Archive pour mars 2013
L’attente à Panamarina
Bloqués au Panama par une stupide histoire de carte bleue et de courrier, nous en profitons pour finir en douceur notre voyage en bateau.
Nous trouvons là l’occasion révée de nous poser enfin, de faire des gateaux, de vendre les « quelques » jouets que nous avons accumulés, de participer à une dernière régate, de chasser quelqu’ultimes crabes nageurs, d’expédier par cargo ce qui doit l’être, de nous organiser pour rentrer et d’envoyer en forêt nos jeunes éclaireurs. Le plus attentif d’entre eux débusque un paresseux…
Il manquait un peu à l’appel celui-là. Son observation cloture en beauté notre séjour en Amérique Centrale, avant que nous ne remontions vers nos froides lattitudes. Sûr que notre regard aura changé, sur la faune et la flore évidemment, mais pas seulement.
Encore quelques jours de patience et nous pourrons quitter notre voilier pour nous envoler vers la terre ferme.
And The Winners are : Rosa, Julie & Paul !
Après un essai concluant, les heureux jeunes parents candidats au titre d' »armateurs amateurs », viennent de se porter acquéreurs de notre fier destrier.
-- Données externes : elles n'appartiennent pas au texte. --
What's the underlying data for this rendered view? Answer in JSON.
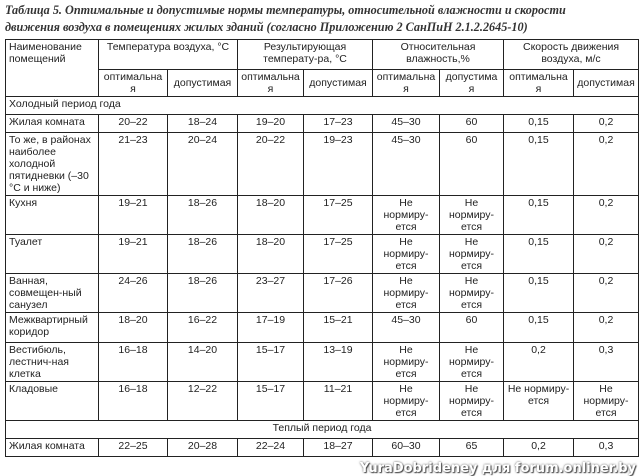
{
  "title": {
    "line1": "Таблица 5. Оптимальные и допустимые нормы температуры, относительной влажности и скорости",
    "line2": "движения воздуха в помещениях жилых зданий (согласно Приложению 2 СанПиН 2.1.2.2645-10)"
  },
  "header": {
    "room": "Наименование помещений",
    "groups": [
      "Температура воздуха, °С",
      "Результирующая температу-ра, °С",
      "Относительная влажность,%",
      "Скорость движения воздуха, м/с"
    ],
    "sub": [
      "оптимальная",
      "допустимая",
      "оптимальная",
      "допустимая",
      "оптимальная",
      "допустимая",
      "оптимальная",
      "допустимая"
    ]
  },
  "cold_label": "Холодный период года",
  "cold_rows": [
    {
      "name": "Жилая комната",
      "v": [
        "20–22",
        "18–24",
        "19–20",
        "17–23",
        "45–30",
        "60",
        "0,15",
        "0,2"
      ]
    },
    {
      "name": "То же, в районах наиболее холодной пятидневки (–30 °С и ниже)",
      "v": [
        "21–23",
        "20–24",
        "20–22",
        "19–23",
        "45–30",
        "60",
        "0,15",
        "0,2"
      ]
    },
    {
      "name": "Кухня",
      "v": [
        "19–21",
        "18–26",
        "18–20",
        "17–25",
        "Не нормиру-ется",
        "Не нормиру-ется",
        "0,15",
        "0,2"
      ]
    },
    {
      "name": "Туалет",
      "v": [
        "19–21",
        "18–26",
        "18–20",
        "17–25",
        "Не нормиру-ется",
        "Не нормиру-ется",
        "0,15",
        "0,2"
      ]
    },
    {
      "name": "Ванная, совмещен-ный санузел",
      "v": [
        "24–26",
        "18–26",
        "23–27",
        "17–26",
        "Не нормиру-ется",
        "Не нормиру-ется",
        "0,15",
        "0,2"
      ]
    },
    {
      "name": "Межквартирный коридор",
      "v": [
        "18–20",
        "16–22",
        "17–19",
        "15–21",
        "45–30",
        "60",
        "0,15",
        "0,2"
      ]
    },
    {
      "name": "Вестибюль, лестнич-ная клетка",
      "v": [
        "16–18",
        "14–20",
        "15–17",
        "13–19",
        "Не нормиру-ется",
        "Не нормиру-ется",
        "0,2",
        "0,3"
      ]
    },
    {
      "name": "Кладовые",
      "v": [
        "16–18",
        "12–22",
        "15–17",
        "11–21",
        "Не нормиру-ется",
        "Не нормиру-ется",
        "Не нормиру-ется",
        "Не нормиру-ется"
      ]
    }
  ],
  "warm_label": "Теплый период года",
  "warm_rows": [
    {
      "name": "Жилая комната",
      "v": [
        "22–25",
        "20–28",
        "22–24",
        "18–27",
        "60–30",
        "65",
        "0,2",
        "0,3"
      ]
    }
  ],
  "watermark": "YuraDobrideney для forum.onliner.by"
}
L’affaire sera réglée dans quelques semaines ou quelques mois, tout dépend de la célérité des banquiers.
Exit donc, la remontée face au vents et aux courants dominants qui nous faisait si peur, pour nous et notre matériel. Nous restons barboter dans les eaux poissonneuses du Panama et fourbissons nos bagages d’activités nautiques en attendant de poser à nouveau notre sac à terre !
Le peuple des homme-poissons !
Chaque année migre depuis l’Europe, les Antilles ou les États Unis, vers la Polynésie, une nouvelle génération de ce peuple si particulier. Individus solitaires évoluant seul, souvent sous l’eau jusqu’à la nuit tombée, ils sont jusque dans les eaux de la Comarca Kuna Yala, très difficiles à observer.
Nous avions eu vent de leur existence, mais toujours cru qu’il s’agissait là de légendes. La navigation en bateau est propice aux élucubrations et la grenouille est si souvent transformée en bœuf, que nous étions plus que sceptiques lorsque nous entendions quelqu’un nous expliquer que l’ami d’un ami avait fait une telle rencontre, une rencontre du troisième type.
Cette espèce se retrouve bloquée, sur la côte Caraïbes du Panama, jusqu’à la belle saison pour traverser l’océan suivant, en mars. Là, regroupés, les homme-poissons ont plus de mal à se cacher , leur densité fait leur visibilité. Les reefs sont peuplés de dinghy abandonnés sous lesquels un œil exercé, attentif et patient peut observer, avec un peu de chance, un spécimen souvent tapis au fond, derrière un rocher, immobile, carnassier.
Deux pieds palmés, un mollet cerné d’un coutelas aiguisé comme un scalpel, ils portent une lourde ceinture de plomb sur leur shorty ajusté. Leurs main gantées manipulent un fusil géant muni d’élastiques puissants et parfois de moulinet. Masques et tubas ne sont que des leurres destinés à camoufler leur nature de poisson aux hommes que nous sommes.
Notre premier vrai contact eu lieu autour d’un verre, un soir que nous étions invité a bord du Roxanna. Terminator, pourtant né en juin, se disait poisson. Chaque jour de huit a dix-huit heure il pêche du gros, du très très gros, entre 30 et 40 mètres de profondeur.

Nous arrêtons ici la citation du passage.